La fama del Negro Miguel se extendió por toda la comarca, lo que le permitió que se agregaran más de 180 trabajadores de las minas, con los cuales se internó montaña dentro. Entre empalizadas y trincheras formó su monarquía, se hizo aclamar como Rey y congregó un vasallaje de indios y negros en torno a su trono Nombró Reina a una negra que era su concubina, de nombre Guiomar, y con la cual había procreado un hijo a quien nombró heredero del trono. En medio de aplausos designó a sus oficiales y ministros y hasta un obispo, escogido entre los negros de mayor prestigio (letrado) y conducta intachable. Así creó el Negro Miguel su reinado, pero quiso engrandecer sus dominios y se decidió a atacar a Nueva Segovia.
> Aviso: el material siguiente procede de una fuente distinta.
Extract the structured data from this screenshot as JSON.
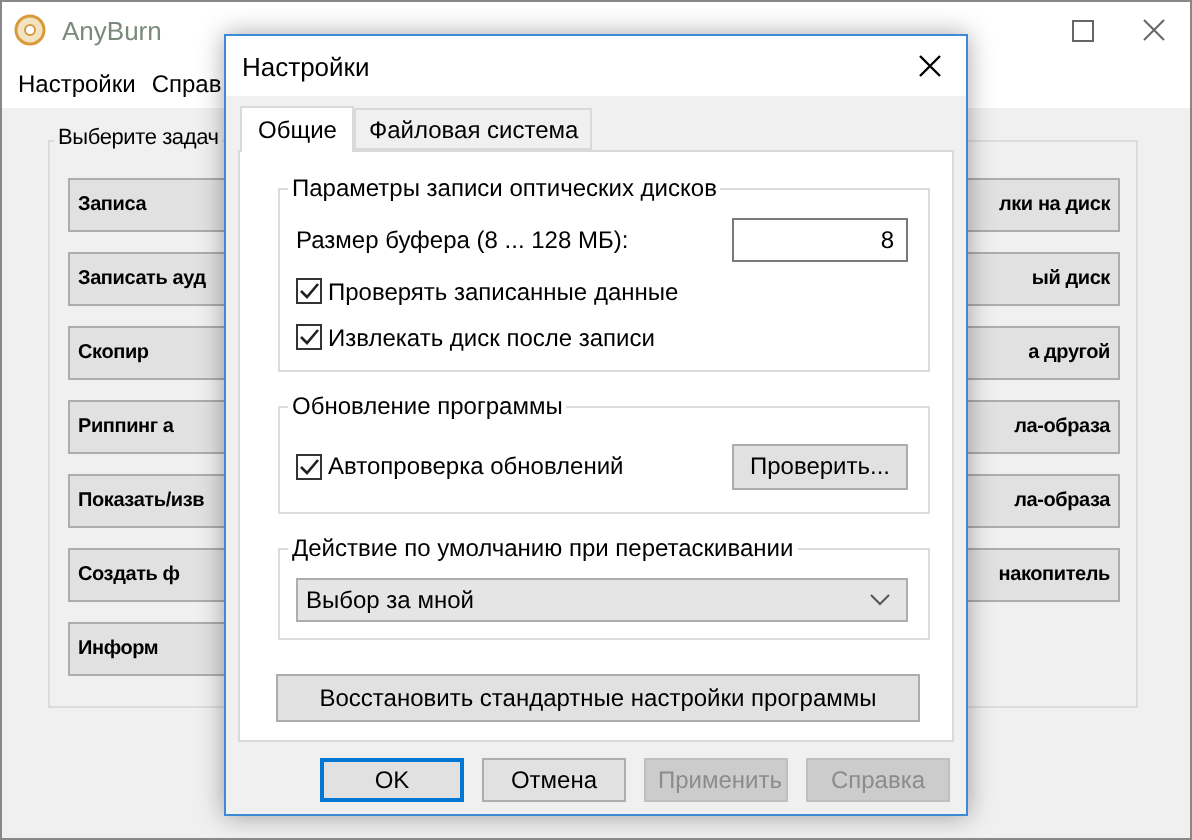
{
  "main_window": {
    "title": "AnyBurn",
    "menu": [
      "Настройки",
      "Справ"
    ],
    "group_label": "Выберите задач",
    "tasks_left": [
      "Записа",
      "Записать ауд",
      "Скопир",
      "Риппинг а",
      "Показать/изв",
      "Создать ф",
      "Информ"
    ],
    "tasks_right": [
      "лки на диск",
      "ый диск",
      "а другой",
      "ла-образа",
      "ла-образа",
      "накопитель"
    ]
  },
  "dialog": {
    "title": "Настройки",
    "tabs": [
      {
        "label": "Общие",
        "selected": true
      },
      {
        "label": "Файловая система",
        "selected": false
      }
    ],
    "groups": [
      {
        "title": "Параметры записи оптических дисков",
        "rows": [
          {
            "kind": "number",
            "label": "Размер буфера (8 ... 128 МБ):",
            "value": "8"
          },
          {
            "kind": "checkbox",
            "label": "Проверять записанные данные",
            "checked": true
          },
          {
            "kind": "checkbox",
            "label": "Извлекать диск после записи",
            "checked": true
          }
        ]
      },
      {
        "title": "Обновление программы",
        "rows": [
          {
            "kind": "checkbox",
            "label": "Автопроверка обновлений",
            "checked": true,
            "button": "Проверить..."
          }
        ]
      },
      {
        "title": "Действие по умолчанию при перетаскивании",
        "rows": [
          {
            "kind": "select",
            "value": "Выбор за мной"
          }
        ]
      }
    ],
    "restore_button": "Восстановить стандартные настройки программы",
    "buttons": [
      {
        "label": "OK",
        "default": true,
        "disabled": false
      },
      {
        "label": "Отмена",
        "default": false,
        "disabled": false
      },
      {
        "label": "Применить",
        "default": false,
        "disabled": true
      },
      {
        "label": "Справка",
        "default": false,
        "disabled": true
      }
    ]
  }
}
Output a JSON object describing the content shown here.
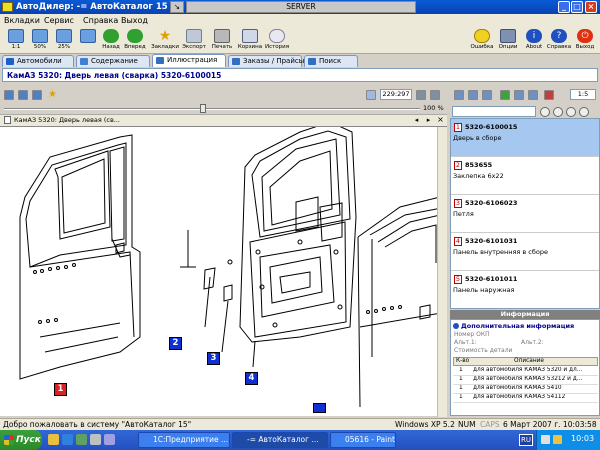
{
  "window": {
    "title": "АвтоДилер: -= АвтоКаталог 15",
    "server_tab": "SERVER"
  },
  "menu": [
    "Вкладки",
    "Сервис",
    "Справка",
    "Выход"
  ],
  "toolbar": {
    "items": [
      {
        "label": "1:1",
        "icon": "zoom-1-1-icon"
      },
      {
        "label": "50%",
        "icon": "zoom-50-icon"
      },
      {
        "label": "25%",
        "icon": "zoom-25-icon"
      },
      {
        "label": "",
        "icon": "zoom-fit-icon"
      },
      {
        "label": "Назад",
        "icon": "back-icon"
      },
      {
        "label": "Вперед",
        "icon": "forward-icon"
      },
      {
        "label": "Закладки",
        "icon": "bookmarks-icon"
      },
      {
        "label": "Экспорт",
        "icon": "export-icon"
      },
      {
        "label": "Печать",
        "icon": "print-icon"
      },
      {
        "label": "Корзина",
        "icon": "cart-icon"
      },
      {
        "label": "История",
        "icon": "history-icon"
      }
    ],
    "right_items": [
      {
        "label": "Ошибка",
        "icon": "error-smiley-icon"
      },
      {
        "label": "Опции",
        "icon": "options-icon"
      },
      {
        "label": "About",
        "icon": "about-icon"
      },
      {
        "label": "Справка",
        "icon": "help-icon"
      },
      {
        "label": "Выход",
        "icon": "exit-icon"
      }
    ]
  },
  "tabs": [
    {
      "label": "Автомобили",
      "active": false
    },
    {
      "label": "Содержание",
      "active": false
    },
    {
      "label": "Иллюстрация",
      "active": true
    },
    {
      "label": "Заказы / Прайсы",
      "active": false
    },
    {
      "label": "Поиск",
      "active": false
    }
  ],
  "breadcrumb": "КамАЗ 5320: Дверь левая (сварка) 5320-6100015",
  "viewer": {
    "coords": "229:297",
    "zoom": "100 %",
    "doc_tab": "КамАЗ 5320: Дверь левая (св..."
  },
  "callouts": [
    {
      "n": "1",
      "color": "#e02020"
    },
    {
      "n": "2",
      "color": "#1030d0"
    },
    {
      "n": "3",
      "color": "#1030d0"
    },
    {
      "n": "4",
      "color": "#1030d0"
    }
  ],
  "right_toolbar": {
    "scale": "1:5"
  },
  "parts": [
    {
      "n": "1",
      "code": "5320-6100015",
      "name": "Дверь в сборе",
      "selected": true
    },
    {
      "n": "2",
      "code": "853655",
      "name": "Заклепка 6х22",
      "selected": false
    },
    {
      "n": "3",
      "code": "5320-6106023",
      "name": "Петля",
      "selected": false
    },
    {
      "n": "4",
      "code": "5320-6101031",
      "name": "Панель внутренняя в сборе",
      "selected": false
    },
    {
      "n": "5",
      "code": "5320-6101011",
      "name": "Панель наружная",
      "selected": false
    }
  ],
  "info": {
    "header": "Информация",
    "title": "Дополнительная информация",
    "oem_label": "Номер ОКП",
    "alt1_label": "Альт.1:",
    "alt2_label": "Альт.2:",
    "cost_label": "Стоимость детали",
    "table_headers": [
      "К-во",
      "Описание"
    ],
    "rows": [
      {
        "qty": "1",
        "desc": "для автомобиля КАМАЗ 5320 и дл..."
      },
      {
        "qty": "1",
        "desc": "для автомобиля КАМАЗ 53212 и д..."
      },
      {
        "qty": "1",
        "desc": "для автомобиля КАМАЗ 5410"
      },
      {
        "qty": "1",
        "desc": "для автомобиля КАМАЗ 54112"
      }
    ]
  },
  "status": {
    "message": "Добро пожаловать в систему \"АвтоКаталог 15\"",
    "os": "Windows XP 5.2",
    "num": "NUM",
    "caps": "CAPS",
    "datetime": "6 Март 2007 г.  10:03:58"
  },
  "taskbar": {
    "start": "Пуск",
    "buttons": [
      {
        "label": "1С:Предприятие ...",
        "active": false
      },
      {
        "label": "-= АвтоКаталог ...",
        "active": true
      },
      {
        "label": "05616 - Paint",
        "active": false
      }
    ],
    "lang": "RU",
    "clock": "10:03"
  }
}
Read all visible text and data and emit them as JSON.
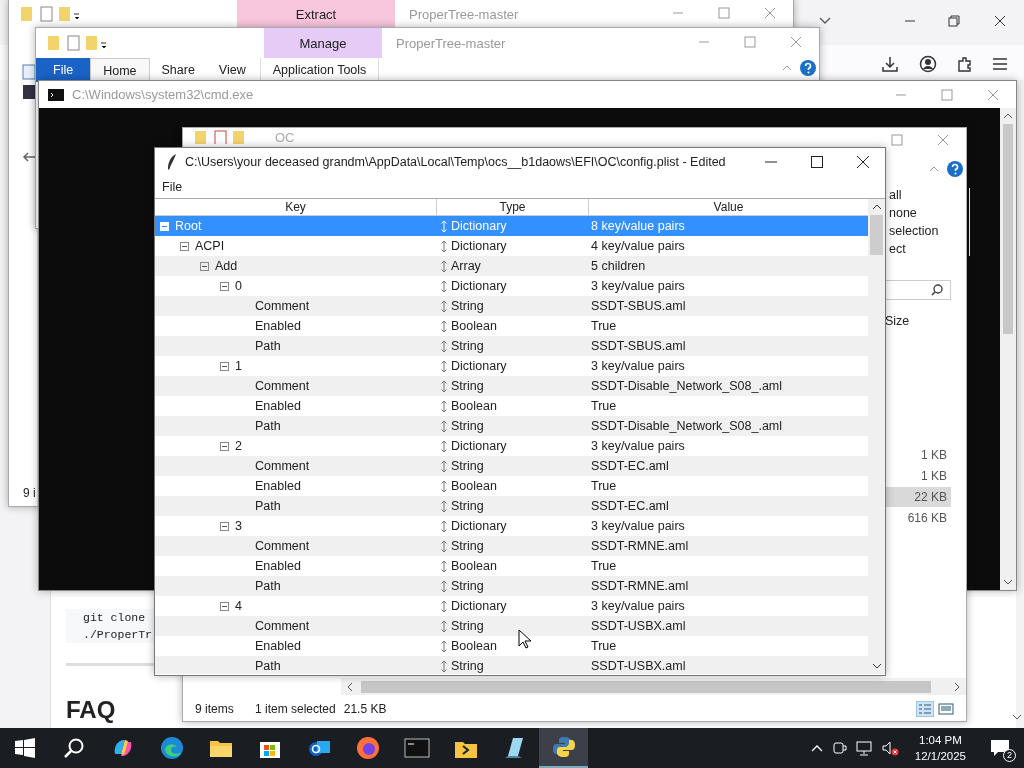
{
  "browser": {
    "page": [
      {
        "kind": "code",
        "text": "git clone"
      },
      {
        "kind": "code",
        "text": "./ProperTr"
      },
      {
        "kind": "heading",
        "text": "FAQ"
      }
    ]
  },
  "explorer_back": {
    "context_tab": "Extract",
    "title": "ProperTree-master",
    "status": "9 i"
  },
  "explorer_middle": {
    "context_tab": "Manage",
    "title": "ProperTree-master",
    "tabs": [
      {
        "label": "File",
        "kind": "file",
        "selected": false
      },
      {
        "label": "Home",
        "kind": "tab",
        "selected": true
      },
      {
        "label": "Share",
        "kind": "tab",
        "selected": false
      },
      {
        "label": "View",
        "kind": "tab",
        "selected": false
      },
      {
        "label": "Application Tools",
        "kind": "context",
        "selected": false
      }
    ]
  },
  "cmd": {
    "title": "C:\\Windows\\system32\\cmd.exe"
  },
  "explorer_front": {
    "title": "OC",
    "ribbon_items": [
      "all",
      "none",
      "selection",
      "ect"
    ],
    "size_column": "Size",
    "sizes": [
      {
        "text": "1 KB",
        "selected": false
      },
      {
        "text": "1 KB",
        "selected": false
      },
      {
        "text": "22 KB",
        "selected": true
      },
      {
        "text": "616 KB",
        "selected": false
      }
    ],
    "status": [
      "9 items",
      "1 item selected",
      "21.5 KB"
    ]
  },
  "propertree": {
    "title": "C:\\Users\\your deceased grandm\\AppData\\Local\\Temp\\ocs__b1daows\\EFI\\OC\\config.plist - Edited",
    "menu": [
      "File"
    ],
    "columns": [
      "Key",
      "Type",
      "Value"
    ],
    "tree": [
      {
        "key": "Root",
        "type": "Dictionary",
        "value": "8 key/value pairs",
        "selected": true,
        "expanded": true,
        "children": [
          {
            "key": "ACPI",
            "type": "Dictionary",
            "value": "4 key/value pairs",
            "selected": false,
            "expanded": true,
            "children": [
              {
                "key": "Add",
                "type": "Array",
                "value": "5 children",
                "selected": false,
                "expanded": true,
                "children": [
                  {
                    "key": "0",
                    "type": "Dictionary",
                    "value": "3 key/value pairs",
                    "selected": false,
                    "expanded": true,
                    "children": [
                      {
                        "key": "Comment",
                        "type": "String",
                        "value": "SSDT-SBUS.aml",
                        "selected": false
                      },
                      {
                        "key": "Enabled",
                        "type": "Boolean",
                        "value": "True",
                        "selected": false
                      },
                      {
                        "key": "Path",
                        "type": "String",
                        "value": "SSDT-SBUS.aml",
                        "selected": false
                      }
                    ]
                  },
                  {
                    "key": "1",
                    "type": "Dictionary",
                    "value": "3 key/value pairs",
                    "selected": false,
                    "expanded": true,
                    "children": [
                      {
                        "key": "Comment",
                        "type": "String",
                        "value": "SSDT-Disable_Network_S08_.aml",
                        "selected": false
                      },
                      {
                        "key": "Enabled",
                        "type": "Boolean",
                        "value": "True",
                        "selected": false
                      },
                      {
                        "key": "Path",
                        "type": "String",
                        "value": "SSDT-Disable_Network_S08_.aml",
                        "selected": false
                      }
                    ]
                  },
                  {
                    "key": "2",
                    "type": "Dictionary",
                    "value": "3 key/value pairs",
                    "selected": false,
                    "expanded": true,
                    "children": [
                      {
                        "key": "Comment",
                        "type": "String",
                        "value": "SSDT-EC.aml",
                        "selected": false
                      },
                      {
                        "key": "Enabled",
                        "type": "Boolean",
                        "value": "True",
                        "selected": false
                      },
                      {
                        "key": "Path",
                        "type": "String",
                        "value": "SSDT-EC.aml",
                        "selected": false
                      }
                    ]
                  },
                  {
                    "key": "3",
                    "type": "Dictionary",
                    "value": "3 key/value pairs",
                    "selected": false,
                    "expanded": true,
                    "children": [
                      {
                        "key": "Comment",
                        "type": "String",
                        "value": "SSDT-RMNE.aml",
                        "selected": false
                      },
                      {
                        "key": "Enabled",
                        "type": "Boolean",
                        "value": "True",
                        "selected": false
                      },
                      {
                        "key": "Path",
                        "type": "String",
                        "value": "SSDT-RMNE.aml",
                        "selected": false
                      }
                    ]
                  },
                  {
                    "key": "4",
                    "type": "Dictionary",
                    "value": "3 key/value pairs",
                    "selected": false,
                    "expanded": true,
                    "children": [
                      {
                        "key": "Comment",
                        "type": "String",
                        "value": "SSDT-USBX.aml",
                        "selected": false
                      },
                      {
                        "key": "Enabled",
                        "type": "Boolean",
                        "value": "True",
                        "selected": false
                      },
                      {
                        "key": "Path",
                        "type": "String",
                        "value": "SSDT-USBX.aml",
                        "selected": false
                      }
                    ]
                  }
                ]
              }
            ]
          }
        ]
      }
    ]
  },
  "taskbar": {
    "apps": [
      {
        "kind": "start",
        "active": false
      },
      {
        "kind": "search",
        "active": false
      },
      {
        "kind": "copilot",
        "active": false
      },
      {
        "kind": "edge",
        "active": false
      },
      {
        "kind": "folder",
        "active": false
      },
      {
        "kind": "store",
        "active": false
      },
      {
        "kind": "mail",
        "active": false
      },
      {
        "kind": "firefox",
        "active": false
      },
      {
        "kind": "terminal",
        "active": false
      },
      {
        "kind": "script",
        "active": false
      },
      {
        "kind": "glass",
        "active": false
      },
      {
        "kind": "python",
        "active": true
      }
    ],
    "time": "1:04 PM",
    "date": "12/1/2025",
    "notifications": "2"
  }
}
Acompañado de su gente y armados de arcos, flechas, lanzas y algunas espadas, cayeron al poblado por la noche, pegándole fuego a las casas y matando a varios ocupantes, entre ellos un sacerdote de nombre Toribio Ruiz. Pero algunos habitantes que estaban prevenidos le hicieron frente al Negro Miguel y en un número considerable lo hicieron retroceder hasta una montaña cercana. Al día siguiente, los españoles se organizaron y salió una expedición comandada por Diego de Lozada en busca del Negro Miguel. Fue encontrado y después de una encarnizada lucha de los negros, cae abatido el Rey Miguel y los negros restantes huyen al ver a su jefe muerto.

¿No sería el Negro Miguel uno de esos reyes africanos que por nostalgia intentó trasladar su reino a nuestras tierras?... "Posiblemente sus hombros habían sentido el suave y adulador peso de la púrpura en tierras africanas". Ahora el Negro Miguel es una pieza más en los altares de las supercherías y de las ánimas a las que se le encienden velas en las regiones del centro y del occidente del país.

Fuente de este artículo

Libro Crónicas desde Morón

Este artículo es uno de los capítulos del Libro Crónicas desde Morón, escrito por el Prof. Alexis Coello, cronista del Municipio Juan José Mora.